The Saint John Police Force is looking for a 6.6 per cent increase in its budget and the bulk of the $1.5 million in new funds will be directed to salary hikes for 147 unionized officers.
Saint John Police Chief Bill Reid made a presentation to city council on Tuesday night and told councillors he has very little control over his budget.
Reid said salaries and other built-in policing costs mean there is no way he can cut his budget down to a zero or two per cent increase as city council has requested.
"But I don't have the real money you're talking about. I don't have it. I don't have it to take away. Non-discretionary is 90.9 per cent,” Reid said.
The discretionary portions of the police budget include patrol cars, gasoline and officer training.
After a two-year wage freeze, police officers recently signed a new deal that will give them a 12 per cent increase over three years.
The salary increases are retroactive to the beginning of last year. Under the terms of the deal, unionized officers in the city will receive an extra 4.5 per cent for 2013, 3.75 per cent in 2014 and 3.75 per cent in 2015.
Saint John Mayor Mel Norton said on Tuesday he knew the large budget request was coming from the police.
The mayor sits on the police commission that approved the new contract. What Norton said he doesn't know yet is what the increase will do to city finances.
"It is very difficult to understand how we would find that resource," he said.

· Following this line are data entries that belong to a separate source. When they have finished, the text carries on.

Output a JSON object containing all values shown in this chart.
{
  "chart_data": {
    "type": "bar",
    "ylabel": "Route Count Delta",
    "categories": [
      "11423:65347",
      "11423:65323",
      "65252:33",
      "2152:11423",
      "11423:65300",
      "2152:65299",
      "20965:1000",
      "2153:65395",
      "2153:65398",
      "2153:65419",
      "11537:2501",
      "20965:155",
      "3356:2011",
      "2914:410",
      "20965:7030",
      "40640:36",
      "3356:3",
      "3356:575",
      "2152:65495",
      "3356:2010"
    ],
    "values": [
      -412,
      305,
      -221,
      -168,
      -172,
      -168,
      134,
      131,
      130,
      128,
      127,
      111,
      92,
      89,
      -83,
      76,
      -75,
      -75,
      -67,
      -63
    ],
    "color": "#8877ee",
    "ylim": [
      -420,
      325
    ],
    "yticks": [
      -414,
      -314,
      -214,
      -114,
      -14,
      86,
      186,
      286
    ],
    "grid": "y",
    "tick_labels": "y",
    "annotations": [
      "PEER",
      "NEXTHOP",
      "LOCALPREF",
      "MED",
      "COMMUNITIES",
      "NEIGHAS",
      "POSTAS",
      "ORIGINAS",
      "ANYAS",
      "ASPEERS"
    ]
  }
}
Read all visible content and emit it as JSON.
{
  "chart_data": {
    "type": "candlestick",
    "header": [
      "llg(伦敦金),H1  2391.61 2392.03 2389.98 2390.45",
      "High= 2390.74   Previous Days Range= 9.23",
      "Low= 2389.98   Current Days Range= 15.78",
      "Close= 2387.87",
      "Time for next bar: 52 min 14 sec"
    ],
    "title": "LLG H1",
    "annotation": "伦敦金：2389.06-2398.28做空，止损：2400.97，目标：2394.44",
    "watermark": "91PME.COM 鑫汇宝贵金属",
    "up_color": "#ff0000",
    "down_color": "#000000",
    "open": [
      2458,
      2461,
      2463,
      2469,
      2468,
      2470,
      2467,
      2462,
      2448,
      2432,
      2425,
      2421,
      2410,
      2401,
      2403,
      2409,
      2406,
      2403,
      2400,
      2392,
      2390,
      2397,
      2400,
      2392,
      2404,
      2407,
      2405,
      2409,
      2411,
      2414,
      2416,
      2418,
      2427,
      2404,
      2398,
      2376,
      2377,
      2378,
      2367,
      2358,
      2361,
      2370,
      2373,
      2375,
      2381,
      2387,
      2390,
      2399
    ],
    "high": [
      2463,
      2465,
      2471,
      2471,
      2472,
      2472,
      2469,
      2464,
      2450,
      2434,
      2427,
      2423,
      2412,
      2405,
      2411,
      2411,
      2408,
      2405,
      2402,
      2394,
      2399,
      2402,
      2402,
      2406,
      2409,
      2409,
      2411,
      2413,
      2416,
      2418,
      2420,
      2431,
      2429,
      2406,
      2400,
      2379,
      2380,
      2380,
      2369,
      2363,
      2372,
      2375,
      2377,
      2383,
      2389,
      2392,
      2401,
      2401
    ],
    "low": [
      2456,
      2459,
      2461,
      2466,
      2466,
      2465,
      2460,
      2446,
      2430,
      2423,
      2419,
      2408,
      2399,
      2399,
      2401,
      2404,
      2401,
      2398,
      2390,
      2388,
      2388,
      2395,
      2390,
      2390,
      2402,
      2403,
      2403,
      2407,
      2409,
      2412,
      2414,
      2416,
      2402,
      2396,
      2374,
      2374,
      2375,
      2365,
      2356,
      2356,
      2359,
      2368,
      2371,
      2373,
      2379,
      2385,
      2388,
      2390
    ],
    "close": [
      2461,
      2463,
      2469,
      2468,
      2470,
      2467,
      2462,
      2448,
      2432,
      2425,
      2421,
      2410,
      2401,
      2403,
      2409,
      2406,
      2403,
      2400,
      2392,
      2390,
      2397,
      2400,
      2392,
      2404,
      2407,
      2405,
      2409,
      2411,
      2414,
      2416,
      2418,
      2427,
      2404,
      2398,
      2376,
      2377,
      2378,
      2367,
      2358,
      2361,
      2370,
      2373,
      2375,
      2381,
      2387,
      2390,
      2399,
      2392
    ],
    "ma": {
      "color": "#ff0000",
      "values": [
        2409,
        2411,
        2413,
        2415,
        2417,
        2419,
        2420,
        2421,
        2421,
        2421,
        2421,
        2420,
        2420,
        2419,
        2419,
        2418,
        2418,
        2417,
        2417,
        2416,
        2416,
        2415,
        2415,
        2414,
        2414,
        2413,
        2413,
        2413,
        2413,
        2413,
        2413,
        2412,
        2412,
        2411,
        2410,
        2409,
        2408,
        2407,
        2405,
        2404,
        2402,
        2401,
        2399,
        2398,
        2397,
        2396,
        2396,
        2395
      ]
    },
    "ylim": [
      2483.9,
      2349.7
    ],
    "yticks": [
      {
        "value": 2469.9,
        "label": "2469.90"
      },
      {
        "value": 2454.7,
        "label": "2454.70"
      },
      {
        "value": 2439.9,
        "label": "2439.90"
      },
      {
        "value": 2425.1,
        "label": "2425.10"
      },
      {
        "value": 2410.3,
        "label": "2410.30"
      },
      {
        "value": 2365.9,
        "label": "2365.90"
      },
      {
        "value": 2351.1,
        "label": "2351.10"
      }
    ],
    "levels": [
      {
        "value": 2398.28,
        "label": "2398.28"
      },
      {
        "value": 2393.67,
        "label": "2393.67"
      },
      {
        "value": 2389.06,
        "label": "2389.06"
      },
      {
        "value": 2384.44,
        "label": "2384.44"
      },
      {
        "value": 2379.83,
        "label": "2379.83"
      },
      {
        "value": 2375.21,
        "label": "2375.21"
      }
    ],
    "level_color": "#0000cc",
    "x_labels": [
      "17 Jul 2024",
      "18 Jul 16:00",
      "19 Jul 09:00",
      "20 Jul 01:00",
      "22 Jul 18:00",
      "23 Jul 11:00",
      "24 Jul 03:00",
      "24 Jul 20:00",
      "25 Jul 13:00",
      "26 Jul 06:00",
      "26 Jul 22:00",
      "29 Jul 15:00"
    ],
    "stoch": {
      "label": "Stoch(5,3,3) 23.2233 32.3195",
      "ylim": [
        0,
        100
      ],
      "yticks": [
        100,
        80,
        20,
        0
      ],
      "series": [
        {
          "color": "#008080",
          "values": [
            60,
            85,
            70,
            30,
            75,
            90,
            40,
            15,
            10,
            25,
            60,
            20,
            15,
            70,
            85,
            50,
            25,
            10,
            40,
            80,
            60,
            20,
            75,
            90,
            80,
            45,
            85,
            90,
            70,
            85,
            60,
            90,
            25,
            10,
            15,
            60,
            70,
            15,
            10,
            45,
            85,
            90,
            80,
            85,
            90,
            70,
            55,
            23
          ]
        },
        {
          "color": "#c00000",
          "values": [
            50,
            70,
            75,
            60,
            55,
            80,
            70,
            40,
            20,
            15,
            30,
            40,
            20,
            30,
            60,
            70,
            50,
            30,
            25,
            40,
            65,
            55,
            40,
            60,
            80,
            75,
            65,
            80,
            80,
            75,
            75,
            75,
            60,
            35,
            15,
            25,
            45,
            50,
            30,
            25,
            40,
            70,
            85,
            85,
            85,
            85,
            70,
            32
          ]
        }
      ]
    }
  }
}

Norton estimated that it would take a six-cent property tax increase to raise the funds for the police budget.
The new contract protects existing police officers from layoffs but the deal will allow reductions or the opportunity to convert some positions into civilian jobs in the future.
Saint John has been reviewing the spending of each of its departments. The city has asked what would happen if each department had its spending limited to a two-per-cent increase for inflation and what would happen if the budget was frozen.
The mayor started the process to give councillors a thorough understanding of the spending pressures in the city.
Norton also said in March the comprehensive review will almost certainly result in a shifting of funds and with some city services being cut.